Sono soprattutto le aziende di piccole dimensioni, molto diffuse in Italia, a risentire maggiormente di queste restrizioni. “È un
problema che sta lentamente scomparendo a causa delle leggi del mercato” sentenziano sia Gasperi, sia Beccati della Cgil.
Per competere in Europa, data la crescente concorrenza delle ditte di altri Paesi Comunitari, sulle quali gravano costi del
lavoro inferiori, le aziende sono costrette ad aggregarsi per avere anche i magazzini e i supporti logistici necessari. E non è il
solo cambiamento alle porte: ci sarà l’impiego sempre più massiccio del trasporto ferroviario, soprattutto per le tratte più
lunghe, con una conseguente riduzione dei tragitti. Il che comporterà certamente anche un ridimensionamento della
percezione che molti camionisti hanno di se stessi: non più avventurieri raminghi per le strade d’Europa, ma semplici operai
costretti a timbrare il cartellino tutte le mattine.
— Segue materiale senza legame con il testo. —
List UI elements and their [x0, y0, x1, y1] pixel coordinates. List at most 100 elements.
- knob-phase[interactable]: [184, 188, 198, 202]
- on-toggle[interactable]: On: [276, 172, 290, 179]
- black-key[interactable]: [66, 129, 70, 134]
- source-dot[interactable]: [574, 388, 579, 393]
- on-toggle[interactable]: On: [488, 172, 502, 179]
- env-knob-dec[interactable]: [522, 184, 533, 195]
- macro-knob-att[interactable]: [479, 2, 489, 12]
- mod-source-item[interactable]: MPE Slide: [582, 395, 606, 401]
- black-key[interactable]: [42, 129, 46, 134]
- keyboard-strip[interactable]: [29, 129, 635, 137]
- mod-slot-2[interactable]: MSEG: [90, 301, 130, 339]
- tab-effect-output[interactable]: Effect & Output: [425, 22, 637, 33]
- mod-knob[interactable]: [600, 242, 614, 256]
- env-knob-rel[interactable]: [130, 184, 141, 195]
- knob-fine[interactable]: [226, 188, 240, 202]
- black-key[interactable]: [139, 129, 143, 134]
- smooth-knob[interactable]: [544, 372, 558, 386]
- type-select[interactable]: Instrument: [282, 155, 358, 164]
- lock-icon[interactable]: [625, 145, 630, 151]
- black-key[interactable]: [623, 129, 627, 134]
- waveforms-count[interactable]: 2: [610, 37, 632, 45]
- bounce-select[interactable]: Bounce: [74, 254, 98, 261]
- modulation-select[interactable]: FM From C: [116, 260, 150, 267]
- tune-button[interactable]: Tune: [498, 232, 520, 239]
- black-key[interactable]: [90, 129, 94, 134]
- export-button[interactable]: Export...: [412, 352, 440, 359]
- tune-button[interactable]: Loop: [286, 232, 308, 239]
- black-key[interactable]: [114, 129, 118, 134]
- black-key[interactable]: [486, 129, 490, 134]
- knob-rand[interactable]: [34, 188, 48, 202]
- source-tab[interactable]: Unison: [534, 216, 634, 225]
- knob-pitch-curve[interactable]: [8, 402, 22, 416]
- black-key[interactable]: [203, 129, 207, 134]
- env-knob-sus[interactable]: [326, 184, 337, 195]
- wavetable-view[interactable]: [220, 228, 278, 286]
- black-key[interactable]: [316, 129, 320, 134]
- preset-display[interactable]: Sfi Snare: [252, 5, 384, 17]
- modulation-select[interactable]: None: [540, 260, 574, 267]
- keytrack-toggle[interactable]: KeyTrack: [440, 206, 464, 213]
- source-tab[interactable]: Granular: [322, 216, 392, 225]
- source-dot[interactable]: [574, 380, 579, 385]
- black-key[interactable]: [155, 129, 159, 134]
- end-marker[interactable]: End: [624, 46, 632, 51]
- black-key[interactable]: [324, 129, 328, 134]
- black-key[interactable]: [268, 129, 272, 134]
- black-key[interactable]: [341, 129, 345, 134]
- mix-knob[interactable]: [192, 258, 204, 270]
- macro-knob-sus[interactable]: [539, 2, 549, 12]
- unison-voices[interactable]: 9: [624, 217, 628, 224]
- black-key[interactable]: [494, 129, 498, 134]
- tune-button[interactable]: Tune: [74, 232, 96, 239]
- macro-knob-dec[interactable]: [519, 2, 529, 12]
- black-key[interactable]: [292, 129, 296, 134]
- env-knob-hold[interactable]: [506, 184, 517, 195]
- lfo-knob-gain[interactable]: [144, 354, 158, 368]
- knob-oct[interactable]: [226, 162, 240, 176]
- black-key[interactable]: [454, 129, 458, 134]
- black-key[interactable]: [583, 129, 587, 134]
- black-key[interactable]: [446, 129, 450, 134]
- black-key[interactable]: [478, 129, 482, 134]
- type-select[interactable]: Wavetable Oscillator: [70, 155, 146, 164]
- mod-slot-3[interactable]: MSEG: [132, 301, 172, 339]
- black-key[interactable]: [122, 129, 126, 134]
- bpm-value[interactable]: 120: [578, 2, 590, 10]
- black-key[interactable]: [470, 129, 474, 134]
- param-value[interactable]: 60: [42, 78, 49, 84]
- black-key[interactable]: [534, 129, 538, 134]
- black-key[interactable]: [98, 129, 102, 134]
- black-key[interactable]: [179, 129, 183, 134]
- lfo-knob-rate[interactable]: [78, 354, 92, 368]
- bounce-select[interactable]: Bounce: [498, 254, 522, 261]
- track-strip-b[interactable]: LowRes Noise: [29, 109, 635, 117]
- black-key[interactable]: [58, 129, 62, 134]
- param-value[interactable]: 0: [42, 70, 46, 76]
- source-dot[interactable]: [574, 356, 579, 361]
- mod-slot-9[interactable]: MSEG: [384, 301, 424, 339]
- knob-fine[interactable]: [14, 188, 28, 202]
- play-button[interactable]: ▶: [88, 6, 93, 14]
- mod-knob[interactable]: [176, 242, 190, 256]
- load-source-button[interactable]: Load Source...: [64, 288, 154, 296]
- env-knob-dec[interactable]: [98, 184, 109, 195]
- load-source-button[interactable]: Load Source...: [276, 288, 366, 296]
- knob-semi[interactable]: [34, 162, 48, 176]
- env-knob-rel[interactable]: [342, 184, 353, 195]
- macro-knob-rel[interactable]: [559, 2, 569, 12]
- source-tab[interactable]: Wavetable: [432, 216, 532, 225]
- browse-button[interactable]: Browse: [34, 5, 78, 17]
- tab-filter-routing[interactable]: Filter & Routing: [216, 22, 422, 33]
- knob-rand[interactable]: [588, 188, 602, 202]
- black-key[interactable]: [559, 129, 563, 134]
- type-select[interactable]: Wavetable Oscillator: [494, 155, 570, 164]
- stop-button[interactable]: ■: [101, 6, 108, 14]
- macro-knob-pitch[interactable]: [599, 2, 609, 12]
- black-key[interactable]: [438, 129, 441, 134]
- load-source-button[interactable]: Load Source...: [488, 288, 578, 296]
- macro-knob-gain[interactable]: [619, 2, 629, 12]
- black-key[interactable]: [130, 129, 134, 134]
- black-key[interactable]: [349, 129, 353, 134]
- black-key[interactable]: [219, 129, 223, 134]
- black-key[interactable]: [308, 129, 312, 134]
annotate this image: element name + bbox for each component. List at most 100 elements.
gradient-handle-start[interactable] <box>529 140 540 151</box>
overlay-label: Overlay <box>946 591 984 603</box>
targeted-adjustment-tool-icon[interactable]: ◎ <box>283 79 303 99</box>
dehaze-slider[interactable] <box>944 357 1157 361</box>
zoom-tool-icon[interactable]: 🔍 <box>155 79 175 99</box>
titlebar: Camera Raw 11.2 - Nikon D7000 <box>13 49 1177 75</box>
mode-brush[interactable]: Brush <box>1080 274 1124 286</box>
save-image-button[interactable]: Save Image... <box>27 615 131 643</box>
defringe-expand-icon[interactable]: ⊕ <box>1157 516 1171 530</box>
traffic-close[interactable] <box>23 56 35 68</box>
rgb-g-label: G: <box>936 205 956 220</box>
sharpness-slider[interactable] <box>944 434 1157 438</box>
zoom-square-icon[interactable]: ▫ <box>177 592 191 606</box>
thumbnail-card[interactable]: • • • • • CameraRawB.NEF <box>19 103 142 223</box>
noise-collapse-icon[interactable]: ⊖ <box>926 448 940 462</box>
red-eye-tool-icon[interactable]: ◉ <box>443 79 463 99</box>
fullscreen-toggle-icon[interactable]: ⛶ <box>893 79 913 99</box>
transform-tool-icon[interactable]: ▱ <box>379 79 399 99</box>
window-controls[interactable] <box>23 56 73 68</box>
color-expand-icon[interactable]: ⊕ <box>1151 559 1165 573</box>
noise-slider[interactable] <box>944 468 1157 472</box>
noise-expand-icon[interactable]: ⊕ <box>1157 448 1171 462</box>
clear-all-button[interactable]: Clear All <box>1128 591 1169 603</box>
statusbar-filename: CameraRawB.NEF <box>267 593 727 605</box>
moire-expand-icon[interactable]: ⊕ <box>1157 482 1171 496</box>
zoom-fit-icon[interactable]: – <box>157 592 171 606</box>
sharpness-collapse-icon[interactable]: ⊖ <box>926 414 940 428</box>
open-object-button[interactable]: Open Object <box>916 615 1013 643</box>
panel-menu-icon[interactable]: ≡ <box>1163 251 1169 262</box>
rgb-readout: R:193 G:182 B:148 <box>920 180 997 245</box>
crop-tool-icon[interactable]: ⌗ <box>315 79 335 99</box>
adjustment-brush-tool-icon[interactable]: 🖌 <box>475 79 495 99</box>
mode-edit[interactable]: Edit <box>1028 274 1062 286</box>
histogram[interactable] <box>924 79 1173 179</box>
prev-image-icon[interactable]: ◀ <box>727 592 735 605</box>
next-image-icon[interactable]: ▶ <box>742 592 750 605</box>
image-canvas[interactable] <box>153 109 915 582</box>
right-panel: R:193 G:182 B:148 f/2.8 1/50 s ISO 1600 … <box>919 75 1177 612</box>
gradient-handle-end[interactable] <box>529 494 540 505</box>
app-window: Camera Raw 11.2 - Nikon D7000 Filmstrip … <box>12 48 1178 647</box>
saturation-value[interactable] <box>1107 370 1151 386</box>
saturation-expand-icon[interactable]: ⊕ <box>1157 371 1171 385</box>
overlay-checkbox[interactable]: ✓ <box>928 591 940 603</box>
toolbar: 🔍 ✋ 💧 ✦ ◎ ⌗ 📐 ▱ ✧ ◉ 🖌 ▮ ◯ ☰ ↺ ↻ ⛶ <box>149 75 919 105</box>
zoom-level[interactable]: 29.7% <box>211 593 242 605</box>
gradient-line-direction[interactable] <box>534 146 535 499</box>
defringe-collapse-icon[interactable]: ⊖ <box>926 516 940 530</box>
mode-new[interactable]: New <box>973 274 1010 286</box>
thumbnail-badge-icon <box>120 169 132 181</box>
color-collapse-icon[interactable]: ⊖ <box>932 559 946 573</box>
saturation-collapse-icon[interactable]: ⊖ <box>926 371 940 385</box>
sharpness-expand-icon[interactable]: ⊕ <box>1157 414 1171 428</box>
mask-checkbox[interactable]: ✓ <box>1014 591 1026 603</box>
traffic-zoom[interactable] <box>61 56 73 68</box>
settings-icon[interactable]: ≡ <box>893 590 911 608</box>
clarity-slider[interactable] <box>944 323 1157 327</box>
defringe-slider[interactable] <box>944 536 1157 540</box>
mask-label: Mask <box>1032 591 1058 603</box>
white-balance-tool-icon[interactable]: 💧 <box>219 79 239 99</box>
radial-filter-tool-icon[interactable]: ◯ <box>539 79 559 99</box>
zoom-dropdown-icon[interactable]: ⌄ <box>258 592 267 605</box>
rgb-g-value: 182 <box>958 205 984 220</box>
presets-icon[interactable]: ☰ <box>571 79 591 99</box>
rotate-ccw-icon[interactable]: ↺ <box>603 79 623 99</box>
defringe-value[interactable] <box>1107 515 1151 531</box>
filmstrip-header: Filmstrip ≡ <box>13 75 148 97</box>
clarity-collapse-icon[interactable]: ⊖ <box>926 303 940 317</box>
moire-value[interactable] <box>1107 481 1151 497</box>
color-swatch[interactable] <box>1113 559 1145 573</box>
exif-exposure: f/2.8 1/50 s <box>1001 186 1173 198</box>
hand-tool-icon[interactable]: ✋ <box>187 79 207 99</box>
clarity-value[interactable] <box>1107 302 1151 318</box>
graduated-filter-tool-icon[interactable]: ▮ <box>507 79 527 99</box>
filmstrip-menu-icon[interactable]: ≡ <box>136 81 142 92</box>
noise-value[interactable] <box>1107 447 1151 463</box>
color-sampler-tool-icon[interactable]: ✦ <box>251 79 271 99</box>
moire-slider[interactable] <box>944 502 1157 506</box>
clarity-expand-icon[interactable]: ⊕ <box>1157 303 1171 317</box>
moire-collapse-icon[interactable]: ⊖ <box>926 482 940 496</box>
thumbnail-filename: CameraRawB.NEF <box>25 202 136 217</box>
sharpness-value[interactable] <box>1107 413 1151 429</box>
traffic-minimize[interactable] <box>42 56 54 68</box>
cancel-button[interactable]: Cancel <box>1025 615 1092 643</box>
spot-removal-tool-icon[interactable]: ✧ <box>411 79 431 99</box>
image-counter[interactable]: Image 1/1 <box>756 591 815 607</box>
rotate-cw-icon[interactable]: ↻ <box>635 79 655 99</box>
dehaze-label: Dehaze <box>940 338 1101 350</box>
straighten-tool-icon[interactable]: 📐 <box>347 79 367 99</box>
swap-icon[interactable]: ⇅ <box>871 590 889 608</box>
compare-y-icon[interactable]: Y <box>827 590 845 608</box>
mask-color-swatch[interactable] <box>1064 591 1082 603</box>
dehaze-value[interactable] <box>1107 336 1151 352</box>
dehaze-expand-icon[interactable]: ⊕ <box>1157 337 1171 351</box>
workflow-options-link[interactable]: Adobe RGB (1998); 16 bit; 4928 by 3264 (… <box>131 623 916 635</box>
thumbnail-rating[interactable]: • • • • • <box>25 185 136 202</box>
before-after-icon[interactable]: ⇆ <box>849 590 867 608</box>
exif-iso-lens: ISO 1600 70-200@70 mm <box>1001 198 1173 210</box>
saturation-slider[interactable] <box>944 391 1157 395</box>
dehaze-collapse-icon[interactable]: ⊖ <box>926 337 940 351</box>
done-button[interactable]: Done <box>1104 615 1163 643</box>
Sempre che ci sia un futuro. Sono molte le aziende che decidono di delocalizzare verso Paesi nei quali la manodopera costa
meno. Questo argomento non sembra però preoccuparli molto. Sono tutti concordi nel ritenere il Trentino una realtà a parte,
grazie anche alle massicce sovvenzioni erogate dalla Provincia per mantenere stabili i livelli occupazionali. E se questo
garantisce sicurezza per il presente, anche il futuro che traspare dalle loro parole sembra carico di speranza: “Nel giro di
pochi anni anche i paesi dell’Est dovranno accrescere i diritti garantiti ai propri lavoratori; e questo frenerà certamente la
fuga delle ditte italiane. E poi, passata la crisi economica, è sicuro che il settore tornerà ad assumere: probabilmente non
più camionisti, ma certamente magazzinieri, ‘mulettisti’ e addetti allo stoccaggio dei materiali in generale”. O più
semplicemente, operai della strada.
Diamo I Numeri
Il settore dei trasporti in Trentino
La tendenza da parte delle piccole aziende ad aggregarsi per reggere alla concorrenza del mercato Comunitario o, in generale,
sparire, sempre a causa di questa, trova conferma nella tabella sottostante. Dalla prima riga si osserva come, in generale, tra il
2000 e il 2009, il numero di ditte nel settore dei trasporti su strada si sia ridotto del 9% (valore ottenuto sottraendo al valore
del 2009, 91, quello di riferimento del 2000, 100). Questo dato nasconde le differenti tendenze in atto a seconda della forma
societaria. Se le società di capitali, di dimensioni maggiori, sono aumentate del 48%, le ditte individuali, più piccole, nel lasso
temporale che va dal 2004 al 2009, si sono ridotte del 21%.
Anche la visione abbastanza ottimistica del futuro sembra giustificata. I dati sia per quanto riguarda la variazione del
fatturato sia dell’occupazione sono molto positivi. Nel corso dei primi mesi del 2010, grazie anche all’elevata incidenza del
mercato estero sui rendimenti del settore, quello dell’autotrasporto è l’attività che si connota per la crescita più sostenuta.